“I just want to be happy”. This should not be happening to me. We tell ourselves that we should feel happy. I will be happy after I _____ become, achieve, obtain… Then why is one still unhappy during their pursuit of happiness?
Dr. Russ Harris is a therapist who uses Acceptance and Commitment Therapy (ACT) and author of the book “The Happiness Trap”. He has an excellent video that explores three common myths that can hold us back from experiencing happiness.
1. Happiness is the natural state for human beings.
Many people expect to be happy, that this should be the natural baseline and anything less is not OK. Our natural state is ever changing, like the weather and so are the emotions that we experience. We experience brilliant moments of sunshine, partly cloudy days, and times where we don’t see the sun at all. Rain may come as a gentle trickle and snow as a soft dusting but can also be experienced as a torrential downpour or snowstorm.

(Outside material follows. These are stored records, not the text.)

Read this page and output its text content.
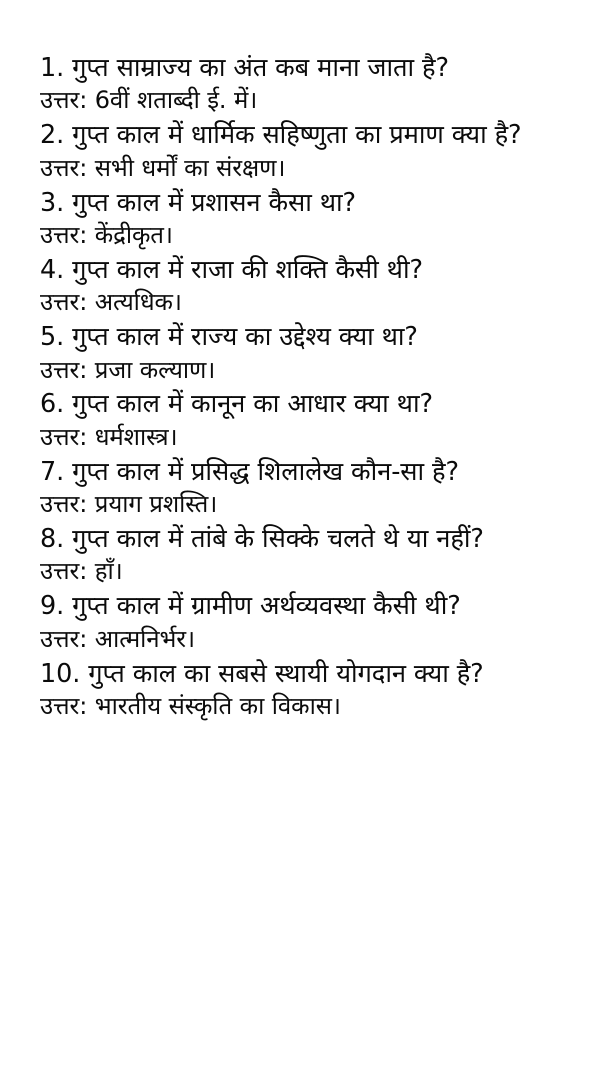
1. गुप्त साम्राज्य का अंत कब माना जाता है?
उत्तर: 6वीं शताब्दी ई. में।
2. गुप्त काल में धार्मिक सहिष्णुता का प्रमाण क्या है?
उत्तर: सभी धर्मों का संरक्षण।
3. गुप्त काल में प्रशासन कैसा था?
उत्तर: केंद्रीकृत।
4. गुप्त काल में राजा की शक्ति कैसी थी?
उत्तर: अत्यधिक।
5. गुप्त काल में राज्य का उद्देश्य क्या था?
उत्तर: प्रजा कल्याण।
6. गुप्त काल में कानून का आधार क्या था?
उत्तर: धर्मशास्त्र।
7. गुप्त काल में प्रसिद्ध शिलालेख कौन-सा है?
उत्तर: प्रयाग प्रशस्ति।
8. गुप्त काल में तांबे के सिक्के चलते थे या नहीं?
उत्तर: हाँ।
9. गुप्त काल में ग्रामीण अर्थव्यवस्था कैसी थी?
उत्तर: आत्मनिर्भर।
10. गुप्त काल का सबसे स्थायी योगदान क्या है?
उत्तर: भारतीय संस्कृति का विकास।
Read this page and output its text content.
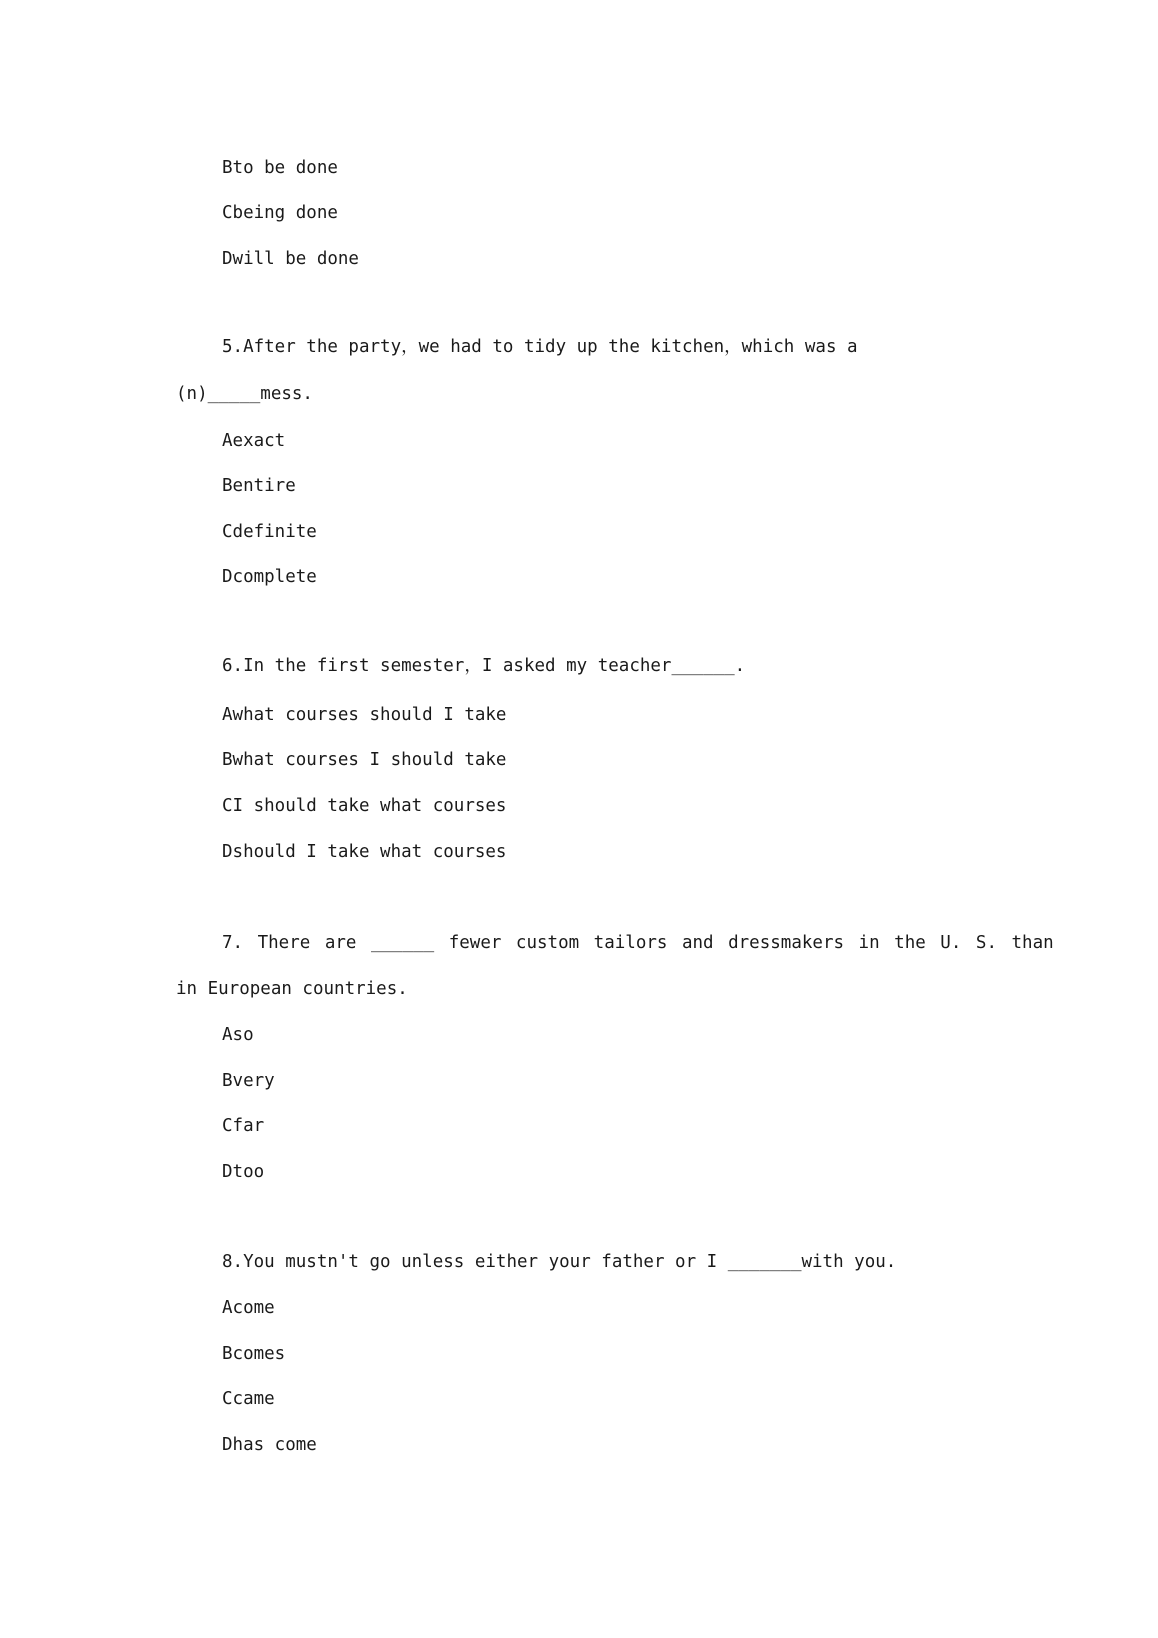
Bto be done
Cbeing done
Dwill be done
5.After the party，we had to tidy up the kitchen，which was a
(n)_____mess.
Aexact
Bentire
Cdefinite
Dcomplete
6.In the first semester，I asked my teacher______.
Awhat courses should I take
Bwhat courses I should take
CI should take what courses
Dshould I take what courses
7. There are ______ fewer custom tailors and dressmakers in the U. S. than
in European countries.
Aso
Bvery
Cfar
Dtoo
8.You mustn't go unless either your father or I _______with you.
Acome
Bcomes
Ccame
Dhas come
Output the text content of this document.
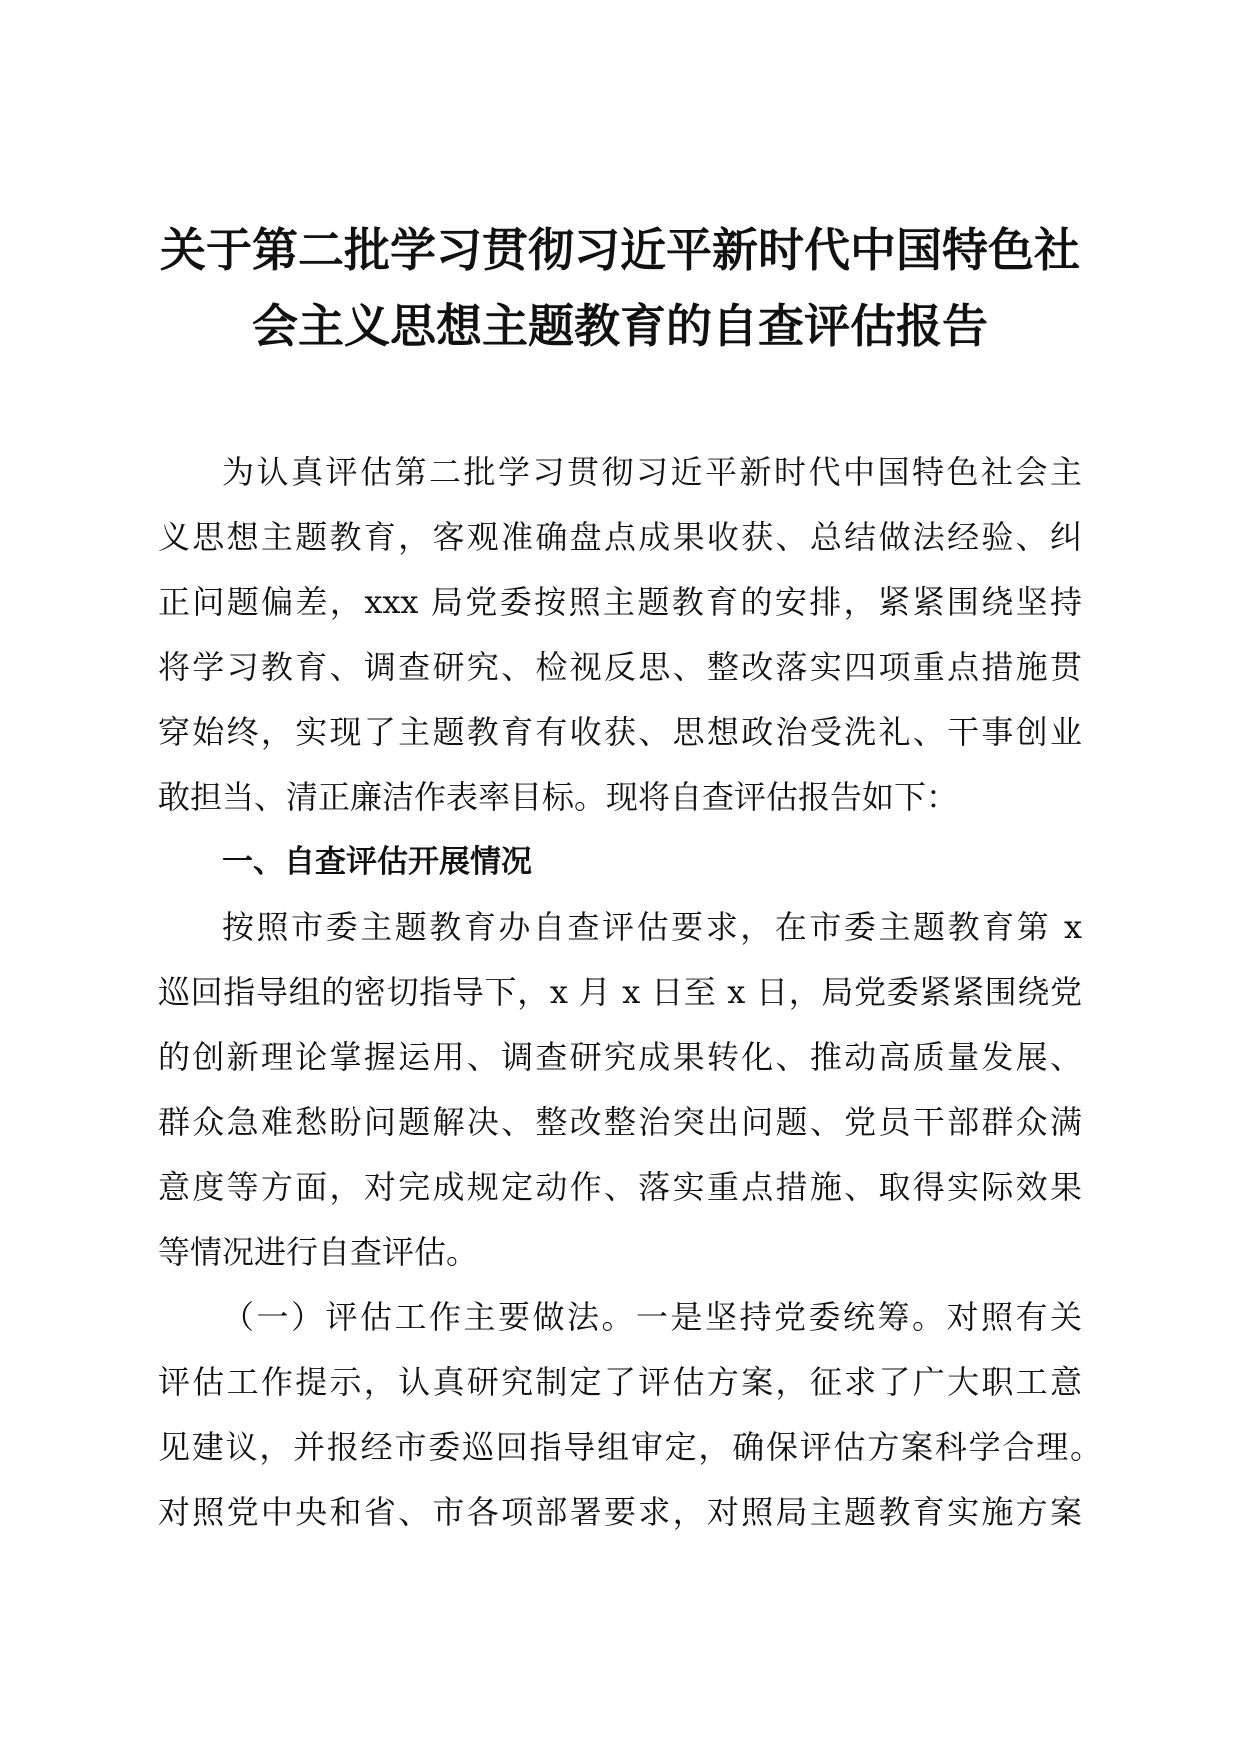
关于第二批学习贯彻习近平新时代中国特色社
会主义思想主题教育的自查评估报告
为认真评估第二批学习贯彻习近平新时代中国特色社会主
义思想主题教育，客观准确盘点成果收获、总结做法经验、纠
正问题偏差，xxx 局党委按照主题教育的安排，紧紧围绕坚持
将学习教育、调查研究、检视反思、整改落实四项重点措施贯
穿始终，实现了主题教育有收获、思想政治受洗礼、干事创业
敢担当、清正廉洁作表率目标。现将自查评估报告如下：
一、自查评估开展情况
按照市委主题教育办自查评估要求，在市委主题教育第 x
巡回指导组的密切指导下，x 月 x 日至 x 日，局党委紧紧围绕党
的创新理论掌握运用、调查研究成果转化、推动高质量发展、
群众急难愁盼问题解决、整改整治突出问题、党员干部群众满
意度等方面，对完成规定动作、落实重点措施、取得实际效果
等情况进行自查评估。
（一）评估工作主要做法。一是坚持党委统筹。对照有关
评估工作提示，认真研究制定了评估方案，征求了广大职工意
见建议，并报经市委巡回指导组审定，确保评估方案科学合理。
对照党中央和省、市各项部署要求，对照局主题教育实施方案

2) Happiness means we always feel good.
Have you ever noticed how fleeting emotional states can be? Milestone events that evoke feelings of “happy ever after” such as a marriage/ relationships, career or personal achievement do not mean that we will now experience happiness. In fact, researchers have found that there are moments of great discomfort within the pursuit. Along with pleasure there are also moments of pain. Happiness may be better described as an emotional state that provides one with a sense of meaning and contentment rather going from one major moment of happiness to the next.
3) If you are not happy, you are defective.
“There must be something wrong with me if I am not happy”. If one is unhappy, this does mean that you are defective! What would it be like to notice whatever emotional state you are feeling, identify where this is experienced in the body, and listen empathetically to understand? By moving towards acceptance, one can better learn how to sit with discomfort and cope with the ever-changing state of emotions. Perhaps it is time for a change such as learning new skills, setting goals, investing in new relationships, or practicing self-compassion.
ACT utilizes mindfulness and acceptance along with commitment and behavioral strategies. By learning mindfulness skills, one can learn to live and act in ways that are consistent with their personal values. The goal is to increase psychological flexibility. Therapists at CARE Counseling have been trained to utilize ACT approaches.